The EOB can help you track your health care spending or medical claims history. Your EOB also helps you verify that the services and charges listed are correct. It explains how your benefits were applied to that particular claim. It includes the date you received the service, the amount billed, the amount covered, the amount we paid and any balance you’re responsible for paying the provider. It also tells you how much has been credited toward any required deductible. 

Other terms used along with EOB

  1. Service/Product – The type of services or products you received from your provider.
  2. Dates of Service – The date(s) you received service.
  3. Amount Billed – The full amount billed by your provider to your health plan.
  4. Your Plan Discounts & Payments – This section details the amounts that you do not need to pay.

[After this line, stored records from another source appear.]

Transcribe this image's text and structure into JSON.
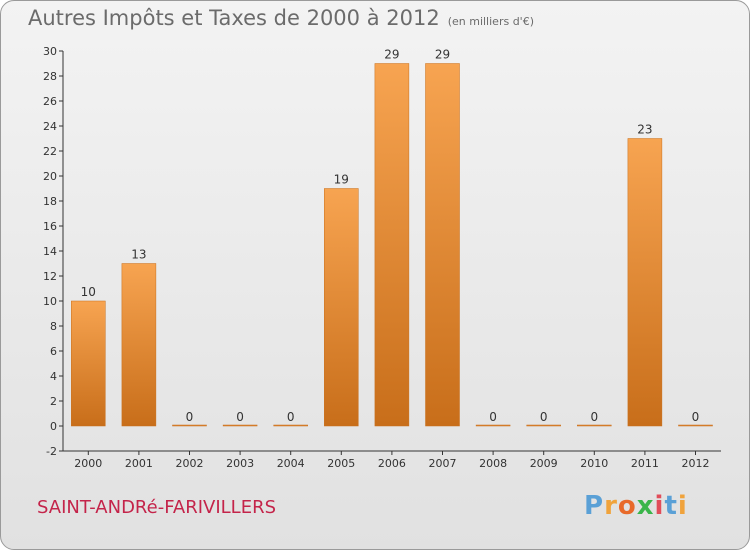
{
  "header": {
    "title": "Autres Impôts et Taxes de 2000 à 2012",
    "unit": "(en milliers d'€)"
  },
  "footer": {
    "place": "SAINT-ANDRé-FARIVILLERS",
    "logo": [
      "P",
      "r",
      "o",
      "x",
      "i",
      "t",
      "i"
    ]
  },
  "colors": {
    "bar_light": "#f7a451",
    "bar_dark": "#c86e1a",
    "logo": [
      "#5aa0d6",
      "#f0a33c",
      "#e86a2a",
      "#3ab54a",
      "#e14d5a",
      "#5aa0d6",
      "#f0a33c"
    ]
  },
  "chart_data": {
    "type": "bar",
    "title": "Autres Impôts et Taxes de 2000 à 2012",
    "subtitle": "(en milliers d'€)",
    "categories": [
      "2000",
      "2001",
      "2002",
      "2003",
      "2004",
      "2005",
      "2006",
      "2007",
      "2008",
      "2009",
      "2010",
      "2011",
      "2012"
    ],
    "values": [
      10,
      13,
      0,
      0,
      0,
      19,
      29,
      29,
      0,
      0,
      0,
      23,
      0
    ],
    "data_labels": [
      "10",
      "13",
      "0",
      "0",
      "0",
      "19",
      "29",
      "29",
      "0",
      "0",
      "0",
      "23",
      "0"
    ],
    "ylim": [
      -2,
      30
    ],
    "yticks": [
      -2,
      0,
      2,
      4,
      6,
      8,
      10,
      12,
      14,
      16,
      18,
      20,
      22,
      24,
      26,
      28,
      30
    ],
    "grid": false,
    "legend": "none"
  }
}
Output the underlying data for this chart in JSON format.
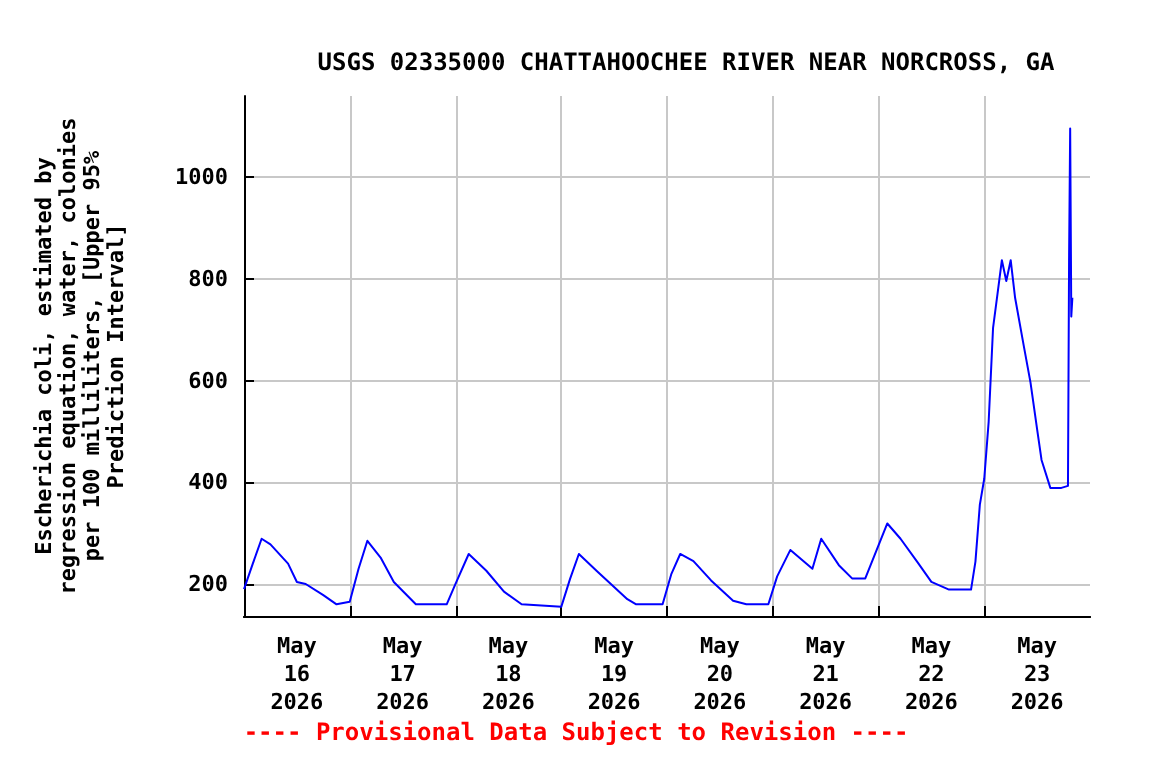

  5. Premera Network Discount – The amount you save by using a provider that belongs to a Premera network. Premera negotiates lower rates with its in-network providers to help you save money. This amount may not be itemized and may only show in the Totals row of the Claim Detail.
  6. Amount Paid By Your Health Plan – The portion of the charges eligible for benefits minus your copay, deductible, coinsurance, network discount and amount paid by another source up to the billed amount.
  7. Amount Paid By Another Source – Examples of other sources include: a health funding account, other health insurance, automobile insurance, homeowners’ insurance, disability insurance, etc. This amount may not be itemized and may only show in the Totals row of the Claim Detail.
  8. Copay – A set amount you pay for certain covered services such as office visits or prescriptions. Copays are usually paid at the time of service.
  9. Deductible – Your deductible is the amount you need to pay each year for covered services before your plan starts paying benefits.
  10. Coinsurance – A percentage of covered expenses that you pay after you meet your deductible.